Nkemdiche chases down plays from the backside with regularity, and also manages to shed double-teams from SEC offensive linemen pretty often. But the fact that he never developed into a true one-man force like Ndamukong Suh at Nebraska, coupled with his potential drug issue, casts doubt on McShay’s optimistic projection.

Speaking of the Cornhuskers, Randy Gregory was projected as a consensus top-15 pick prior to last year’s NFL Combine, where he tested positive for marijuana. That’s a bit more striking — players know they are going to be tested, and with millions of dollars at stake, a positive test equates to stupidity or dependency.

Gregory, also an athletic standout, fell to the Dallas Cowboys at No. 60 overall, near the end of the first half. Gregory had other potential red flags — he didn’t qualify for Purdue academically — and the timing is different. But that’s the most recent precedent for a touted defensive lineman with a marijuana-related issue just prior to the NFL draft.

The most famous example is Warren Sapp, who was projected as a top-5 pick in the 1995 NFL draft until reports of multiple failed drug tests surfaced on the eve of the proceedings. Sapp, a better prospect than Nkemdiche, fell to Tampa Bay at No. 12 overall.

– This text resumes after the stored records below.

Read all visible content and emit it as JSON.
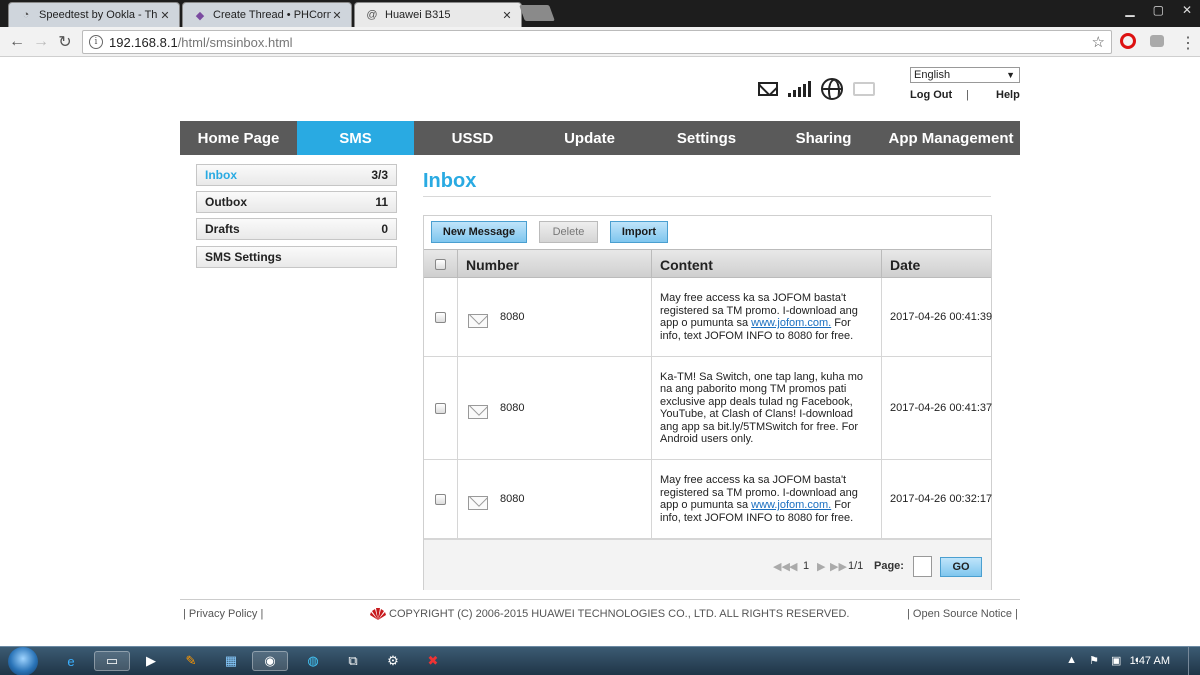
{
  "browser": {
    "tabs": [
      {
        "title": "Speedtest by Ookla - Th",
        "icon": "speedometer-icon"
      },
      {
        "title": "Create Thread • PHCorne",
        "icon": "phc-logo-icon"
      },
      {
        "title": "Huawei B315",
        "icon": "at-sign-icon",
        "active": true
      }
    ],
    "url_host": "192.168.8.1",
    "url_path": "/html/smsinbox.html"
  },
  "header": {
    "language": "English",
    "logout": "Log Out",
    "separator": "|",
    "help": "Help"
  },
  "nav": [
    "Home Page",
    "SMS",
    "USSD",
    "Update",
    "Settings",
    "Sharing",
    "App Management"
  ],
  "nav_active": "SMS",
  "sidebar": {
    "items": [
      {
        "label": "Inbox",
        "count": "3/3",
        "active": true
      },
      {
        "label": "Outbox",
        "count": "11"
      },
      {
        "label": "Drafts",
        "count": "0"
      },
      {
        "label": "SMS Settings",
        "count": ""
      }
    ]
  },
  "main": {
    "title": "Inbox",
    "buttons": {
      "new_message": "New Message",
      "delete": "Delete",
      "import": "Import"
    },
    "columns": [
      "Number",
      "Content",
      "Date"
    ],
    "messages": [
      {
        "number": "8080",
        "content_pre": "May free access ka sa JOFOM basta't registered sa TM promo. I-download ang app o pumunta sa ",
        "content_link": "www.jofom.com.",
        "content_post": " For info, text JOFOM INFO to 8080 for free.",
        "date": "2017-04-26 00:41:39"
      },
      {
        "number": "8080",
        "content_pre": "Ka-TM! Sa Switch, one tap lang, kuha mo na ang paborito mong TM promos pati exclusive app deals tulad ng Facebook, YouTube, at Clash of Clans! I-download ang app sa bit.ly/5TMSwitch for free. For Android users only.",
        "content_link": "",
        "content_post": "",
        "date": "2017-04-26 00:41:37"
      },
      {
        "number": "8080",
        "content_pre": "May free access ka sa JOFOM basta't registered sa TM promo. I-download ang app o pumunta sa ",
        "content_link": "www.jofom.com.",
        "content_post": " For info, text JOFOM INFO to 8080 for free.",
        "date": "2017-04-26 00:32:17"
      }
    ],
    "pager": {
      "current": "1",
      "summary": "1/1",
      "page_label": "Page:",
      "go": "GO"
    }
  },
  "footer": {
    "privacy": "Privacy Policy",
    "copyright": "COPYRIGHT (C) 2006-2015 HUAWEI TECHNOLOGIES CO., LTD. ALL RIGHTS RESERVED.",
    "open_source": "Open Source Notice"
  },
  "taskbar": {
    "clock": "1:47 AM"
  },
  "colors": {
    "accent": "#29aae2",
    "nav_bg": "#5a5a5a"
  }
}
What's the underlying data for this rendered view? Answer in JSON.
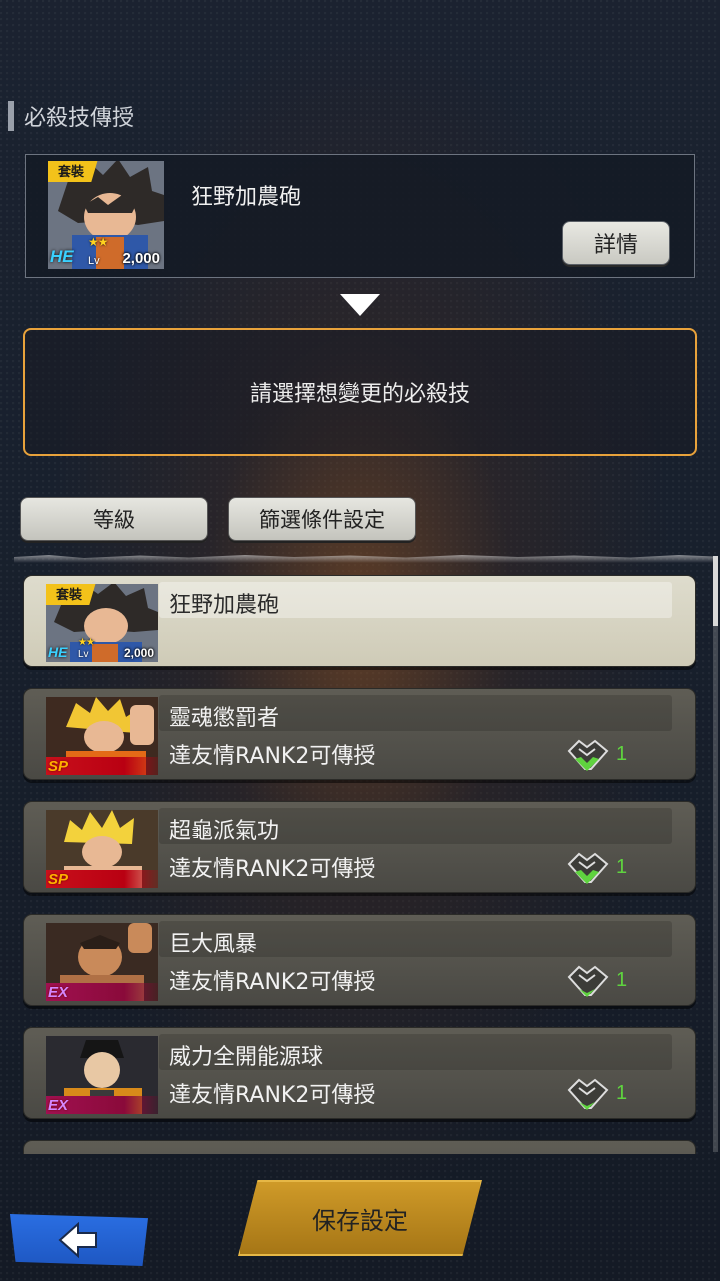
{
  "section": {
    "title": "必殺技傳授"
  },
  "top_card": {
    "tag": "套裝",
    "name": "狂野加農砲",
    "badge": "HE",
    "level_prefix": "Lv",
    "level": "2,000",
    "detail_label": "詳情"
  },
  "prompt": {
    "text": "請選擇想變更的必殺技"
  },
  "filters": {
    "level_label": "等級",
    "filter_label": "篩選條件設定"
  },
  "list": {
    "items": [
      {
        "tag": "套裝",
        "name": "狂野加農砲",
        "badge": "HE",
        "level_prefix": "Lv",
        "level": "2,000",
        "selected": true
      },
      {
        "name": "靈魂懲罰者",
        "requirement": "達友情RANK2可傳授",
        "rarity": "SP",
        "friend_count": "1"
      },
      {
        "name": "超龜派氣功",
        "requirement": "達友情RANK2可傳授",
        "rarity": "SP",
        "friend_count": "1"
      },
      {
        "name": "巨大風暴",
        "requirement": "達友情RANK2可傳授",
        "rarity": "EX",
        "friend_count": "1"
      },
      {
        "name": "威力全開能源球",
        "requirement": "達友情RANK2可傳授",
        "rarity": "EX",
        "friend_count": "1"
      }
    ]
  },
  "footer": {
    "save_label": "保存設定"
  },
  "icons": {
    "back": "back-arrow-icon",
    "friend": "handshake-icon",
    "down": "down-triangle-icon"
  },
  "colors": {
    "accent_orange": "#e8a23b",
    "save_gold": "#cf9a28",
    "back_blue": "#2a6ee2",
    "friend_green": "#5fd33f"
  }
}
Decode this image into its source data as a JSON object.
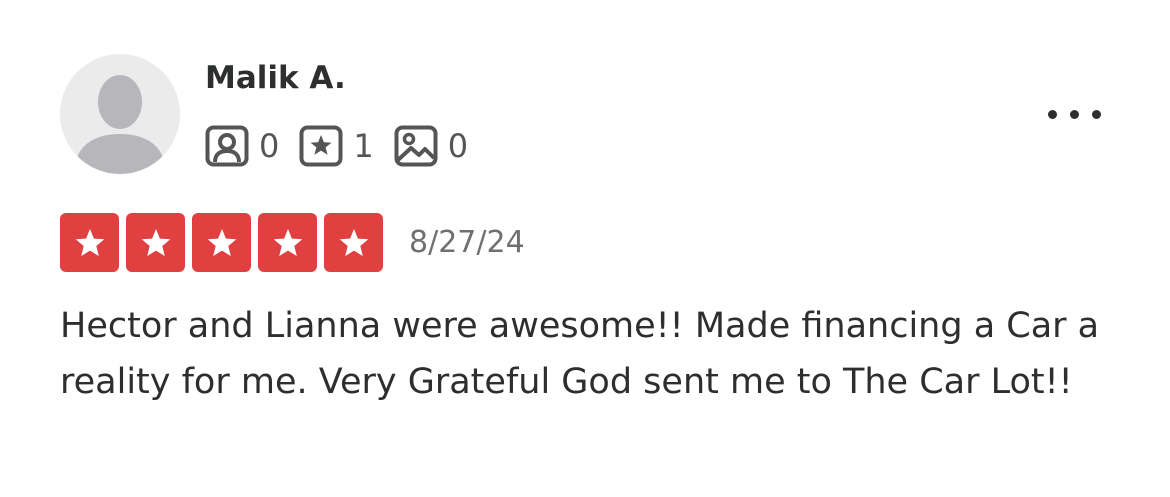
{
  "review": {
    "user": {
      "name": "Malik A.",
      "avatar_icon": "default-user-avatar-icon"
    },
    "stats": {
      "friends": {
        "icon": "friends-icon",
        "count": "0"
      },
      "reviews": {
        "icon": "review-star-icon",
        "count": "1"
      },
      "photos": {
        "icon": "photo-icon",
        "count": "0"
      }
    },
    "more_icon": "more-options-icon",
    "rating": {
      "stars": 5,
      "out_of": 5,
      "color": "#e0403f"
    },
    "date": "8/27/24",
    "text": "Hector and Lianna were awesome!! Made financing a Car a reality for me. Very Grateful God sent me to The Car Lot!!"
  }
}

The pre-draft process will be vital for Nkemdiche, who has a head start since he is suspended for Ole Miss’ Sugar Bowl game against Oklahoma State. If he can convince at least some teams that his multi-million dollar contract won’t be a liability in the NFL, then he’ll still have a shot at a high first-round slot.

One AFC player personnel director insisted — prior to Nkemdiche’s marijuana arrest and hotel-room fall, it should be noted — that he wouldn’t want his team to draft the Ole Miss standout at all.

“I know he gets a ton of attention, but I’m leery … actually, I would stand on a table and tell my franchise to not take him in the top 15 picks,” the personnel director told, saying Nkemdiche won’t be able to overpower interior NFL offensive linemen with a bull rush and that he often doesn’t finish plays.

ESPN’s Mel Kiper Jr. seemed to defer on the projection in his most recent Big Board, pegging Nkemdiche at No. 9 — a nominal drop.

“I and many around the league ask about where he’s at with off-field questions,” Kiper wrote. “He’s a talent, but you need the reliability. Powerful, quick, football smart, disruptive when he’s 100 percent, he’s a talent. But the draft process will be interesting.”

If Nkemdiche can navigate a murky next few months, keep clean and leave a glowing impression, Ole Miss should boast three first-round picks, along with left tackle Laremy Tunsil and receiver Laquon Treadwell. But it’s possible that Nkemdiche has done himself real damage. One more slip certainly would set up for a major fall.

In many ways, the drama with Nkemdiche and the NFL draft is just beginning.